Broken Record File: Another Thing Wrong With Charters
The NYTIMES today published an article about three teachers-in-training at a California charter school chain as they suffer the trials and tribulations of a year-long apprenticeship program. The apprentices spend a year in a classroom with a mentor teacher while earning a masters over three years, and, unusually, a small stipend. This is different than a traditional Bachelor's degree teacher-training route as well as the woefully negligent Teach for America model, and seems to be one popular on all sides of the education aisle.
Training a teacher through a year of hands-on practice, in tandem with an experienced mentor teacher and night classes in a content or grade-level area, has some promise. However, all of the teacher-training models I've heard of like this rarely seem to occur outside of the claustrophobic, kool-aid drinking confines of charter schools, turnaround corporations like AUSL, and other educational reform organizations.
The teachers-in-training showcased in the article experienced tears and doubts, as we all do, but my favorite guy was the one puffed up on his ivy-league hubris.
The Darmouth grad "...was assigned to teach 10th graders biology as well as 12th-grade anatomy and physiology, a subject he had never personally studied but figured he could master. After all, he had learned Arabic in college..."
I'll let that one hang in the air.
One of the many ways charters do the kids wrong is by having non-experts winging it in front of them in the classroom. Though each state is different, in Illinois, charter schools are required to have 51% of their staff certified (certified as in having the legal licensure necessary to teach in public schools). The other 49% can be, ya know, whoevz. And of that 51%, none are required to teach the subject area they are certified in.
What that means is Mr. Arabic is teaching physics.
A new gal-pal at my school, who I'll call Ms. J, came to my neighborhood school after being used and abused for four years at a Chicago charter chain. What was the straw that broke her back? I asked. Apparently, she had been asked to teach Spanish for this upcoming school year.
She does not speak Spanish, nor has she ever had any training in the practice of teaching a foreign language. She presented her concerns to her administration, who told her "she'd figure it out." As a secondary ed major with a math concentration, Ms. J now happily and proudly teaches high school students math, as she was trained to do. EVERYBODY WINS.

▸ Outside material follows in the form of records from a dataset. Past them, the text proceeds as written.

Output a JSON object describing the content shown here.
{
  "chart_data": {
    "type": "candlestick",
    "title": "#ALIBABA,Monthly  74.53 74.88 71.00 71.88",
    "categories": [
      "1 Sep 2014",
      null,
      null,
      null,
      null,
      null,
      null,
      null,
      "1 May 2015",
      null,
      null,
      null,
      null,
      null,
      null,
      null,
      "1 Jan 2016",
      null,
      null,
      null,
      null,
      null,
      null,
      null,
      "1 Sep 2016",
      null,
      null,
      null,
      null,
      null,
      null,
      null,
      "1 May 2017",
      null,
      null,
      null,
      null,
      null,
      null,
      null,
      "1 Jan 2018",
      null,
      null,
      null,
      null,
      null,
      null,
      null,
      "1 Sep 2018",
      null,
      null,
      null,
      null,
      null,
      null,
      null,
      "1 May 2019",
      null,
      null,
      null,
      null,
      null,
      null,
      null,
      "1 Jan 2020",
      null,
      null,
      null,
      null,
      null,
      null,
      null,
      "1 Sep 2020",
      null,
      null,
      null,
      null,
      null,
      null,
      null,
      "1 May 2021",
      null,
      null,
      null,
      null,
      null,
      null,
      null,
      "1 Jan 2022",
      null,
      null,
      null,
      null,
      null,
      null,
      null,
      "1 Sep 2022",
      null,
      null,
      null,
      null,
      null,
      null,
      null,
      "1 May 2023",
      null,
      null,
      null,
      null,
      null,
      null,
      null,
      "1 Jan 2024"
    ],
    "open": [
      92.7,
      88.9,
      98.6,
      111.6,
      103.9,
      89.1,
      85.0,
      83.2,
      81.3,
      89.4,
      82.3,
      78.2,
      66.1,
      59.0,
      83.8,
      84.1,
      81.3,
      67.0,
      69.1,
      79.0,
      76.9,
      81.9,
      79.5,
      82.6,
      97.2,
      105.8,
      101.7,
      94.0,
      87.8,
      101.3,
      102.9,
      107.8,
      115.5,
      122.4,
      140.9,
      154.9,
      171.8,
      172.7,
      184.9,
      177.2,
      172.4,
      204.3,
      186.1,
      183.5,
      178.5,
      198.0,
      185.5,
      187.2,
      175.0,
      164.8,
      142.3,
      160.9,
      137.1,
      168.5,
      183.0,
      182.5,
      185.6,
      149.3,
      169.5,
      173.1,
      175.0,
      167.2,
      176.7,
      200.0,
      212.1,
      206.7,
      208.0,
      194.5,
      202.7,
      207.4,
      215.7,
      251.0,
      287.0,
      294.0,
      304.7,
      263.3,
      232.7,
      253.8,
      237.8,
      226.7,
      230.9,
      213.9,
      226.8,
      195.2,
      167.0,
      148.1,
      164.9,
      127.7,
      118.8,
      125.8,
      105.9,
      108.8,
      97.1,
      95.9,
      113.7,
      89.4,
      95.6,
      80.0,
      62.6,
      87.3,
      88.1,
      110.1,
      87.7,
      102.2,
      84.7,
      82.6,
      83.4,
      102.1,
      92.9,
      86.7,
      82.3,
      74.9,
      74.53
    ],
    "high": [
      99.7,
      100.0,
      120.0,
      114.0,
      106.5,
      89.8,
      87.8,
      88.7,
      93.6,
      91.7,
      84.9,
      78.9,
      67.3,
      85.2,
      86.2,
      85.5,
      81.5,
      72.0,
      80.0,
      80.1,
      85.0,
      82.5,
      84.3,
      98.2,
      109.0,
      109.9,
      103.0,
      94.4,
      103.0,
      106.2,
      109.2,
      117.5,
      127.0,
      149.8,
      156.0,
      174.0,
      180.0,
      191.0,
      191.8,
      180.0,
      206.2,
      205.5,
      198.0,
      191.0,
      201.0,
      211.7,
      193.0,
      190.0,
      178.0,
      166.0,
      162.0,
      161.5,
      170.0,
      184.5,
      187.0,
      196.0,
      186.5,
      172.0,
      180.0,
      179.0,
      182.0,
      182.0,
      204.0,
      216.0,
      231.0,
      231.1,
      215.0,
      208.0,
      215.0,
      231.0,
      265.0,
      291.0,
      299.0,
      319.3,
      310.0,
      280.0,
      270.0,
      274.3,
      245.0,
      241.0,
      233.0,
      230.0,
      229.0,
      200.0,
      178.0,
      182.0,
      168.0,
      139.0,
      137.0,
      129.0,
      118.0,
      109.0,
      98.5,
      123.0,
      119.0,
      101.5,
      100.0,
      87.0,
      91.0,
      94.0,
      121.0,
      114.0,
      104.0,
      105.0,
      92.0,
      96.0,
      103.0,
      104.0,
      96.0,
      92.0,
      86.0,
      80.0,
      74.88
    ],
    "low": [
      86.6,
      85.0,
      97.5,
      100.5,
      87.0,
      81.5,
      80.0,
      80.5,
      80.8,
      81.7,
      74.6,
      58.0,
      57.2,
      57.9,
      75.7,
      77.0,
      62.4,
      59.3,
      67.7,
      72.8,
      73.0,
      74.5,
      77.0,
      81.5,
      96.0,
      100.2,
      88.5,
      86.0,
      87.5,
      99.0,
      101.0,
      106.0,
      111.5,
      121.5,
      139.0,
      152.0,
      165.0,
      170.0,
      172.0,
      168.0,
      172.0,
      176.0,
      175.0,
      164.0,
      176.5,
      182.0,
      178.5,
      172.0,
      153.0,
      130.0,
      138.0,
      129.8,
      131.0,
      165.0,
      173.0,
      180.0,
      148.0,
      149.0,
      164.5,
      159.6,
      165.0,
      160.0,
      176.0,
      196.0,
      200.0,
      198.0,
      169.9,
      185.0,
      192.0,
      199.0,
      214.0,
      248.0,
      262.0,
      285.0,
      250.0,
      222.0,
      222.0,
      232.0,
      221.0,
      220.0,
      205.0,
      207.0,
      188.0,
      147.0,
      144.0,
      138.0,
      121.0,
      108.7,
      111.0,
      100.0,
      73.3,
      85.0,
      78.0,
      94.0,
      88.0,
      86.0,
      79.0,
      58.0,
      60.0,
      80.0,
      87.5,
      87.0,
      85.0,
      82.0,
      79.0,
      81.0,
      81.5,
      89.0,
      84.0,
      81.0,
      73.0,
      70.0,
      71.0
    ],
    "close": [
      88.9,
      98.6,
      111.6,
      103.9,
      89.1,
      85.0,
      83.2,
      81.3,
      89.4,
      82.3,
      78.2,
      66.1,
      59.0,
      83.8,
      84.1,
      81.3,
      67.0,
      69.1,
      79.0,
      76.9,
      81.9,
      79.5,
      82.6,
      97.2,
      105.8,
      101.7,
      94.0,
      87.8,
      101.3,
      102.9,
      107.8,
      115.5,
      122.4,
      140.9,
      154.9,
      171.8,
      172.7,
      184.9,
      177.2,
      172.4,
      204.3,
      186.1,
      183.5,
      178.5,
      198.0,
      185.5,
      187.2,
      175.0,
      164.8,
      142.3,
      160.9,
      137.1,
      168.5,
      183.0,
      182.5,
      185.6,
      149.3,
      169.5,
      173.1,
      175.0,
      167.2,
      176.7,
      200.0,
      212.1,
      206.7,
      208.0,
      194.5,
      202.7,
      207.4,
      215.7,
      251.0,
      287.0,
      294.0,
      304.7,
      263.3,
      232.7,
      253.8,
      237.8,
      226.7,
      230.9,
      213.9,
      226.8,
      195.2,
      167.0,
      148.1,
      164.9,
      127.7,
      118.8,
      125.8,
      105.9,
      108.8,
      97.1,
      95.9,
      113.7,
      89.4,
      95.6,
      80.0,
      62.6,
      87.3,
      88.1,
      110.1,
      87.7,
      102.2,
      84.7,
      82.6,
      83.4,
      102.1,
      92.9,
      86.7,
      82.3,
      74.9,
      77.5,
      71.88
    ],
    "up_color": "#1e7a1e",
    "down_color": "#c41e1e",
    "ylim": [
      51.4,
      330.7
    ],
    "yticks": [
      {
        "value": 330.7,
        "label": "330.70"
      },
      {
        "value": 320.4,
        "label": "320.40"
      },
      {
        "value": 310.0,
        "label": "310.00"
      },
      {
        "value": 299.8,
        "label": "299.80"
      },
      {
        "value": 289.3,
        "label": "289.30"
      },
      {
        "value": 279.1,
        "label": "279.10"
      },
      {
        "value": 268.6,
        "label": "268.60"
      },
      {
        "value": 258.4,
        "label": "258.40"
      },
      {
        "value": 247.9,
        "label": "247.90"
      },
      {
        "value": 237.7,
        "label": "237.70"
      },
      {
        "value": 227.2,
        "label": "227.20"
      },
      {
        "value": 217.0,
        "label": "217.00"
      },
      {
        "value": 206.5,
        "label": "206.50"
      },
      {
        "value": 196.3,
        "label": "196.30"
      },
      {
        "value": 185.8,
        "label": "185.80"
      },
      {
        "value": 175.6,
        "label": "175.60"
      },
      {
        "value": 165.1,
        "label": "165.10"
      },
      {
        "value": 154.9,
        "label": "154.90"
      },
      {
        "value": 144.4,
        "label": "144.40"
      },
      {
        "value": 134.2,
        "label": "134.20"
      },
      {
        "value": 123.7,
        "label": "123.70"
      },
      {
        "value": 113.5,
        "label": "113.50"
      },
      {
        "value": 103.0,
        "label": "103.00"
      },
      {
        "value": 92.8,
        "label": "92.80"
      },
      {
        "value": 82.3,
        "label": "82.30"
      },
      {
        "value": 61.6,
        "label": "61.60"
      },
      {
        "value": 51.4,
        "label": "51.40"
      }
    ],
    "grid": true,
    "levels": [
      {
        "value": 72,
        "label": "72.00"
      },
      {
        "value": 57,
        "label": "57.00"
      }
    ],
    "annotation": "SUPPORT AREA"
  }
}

When reform schools put unprepared teachers in front of the classrooms, those teachers are unsuccessful and the children do not learn. When teachers feel unprepared, those teachers quit. This causes instability and high attrition and staff turn-over rates, all of which is bad for the kiddos and the school. EVERYBODY LOSES.
This is why certain regulations, of class-size, say, and licensure laws, should exist. Charters were supposed to exist in a legally-flexible zone in order to provide interesting, student-serving pedagogy and practice, but instead have become law-shirking inferior learning environments that tremendously hurt teachers, and in turn, the kids. Union matters matter for education policy.
As Karen says, teacher's working conditions are our student's learning conditions.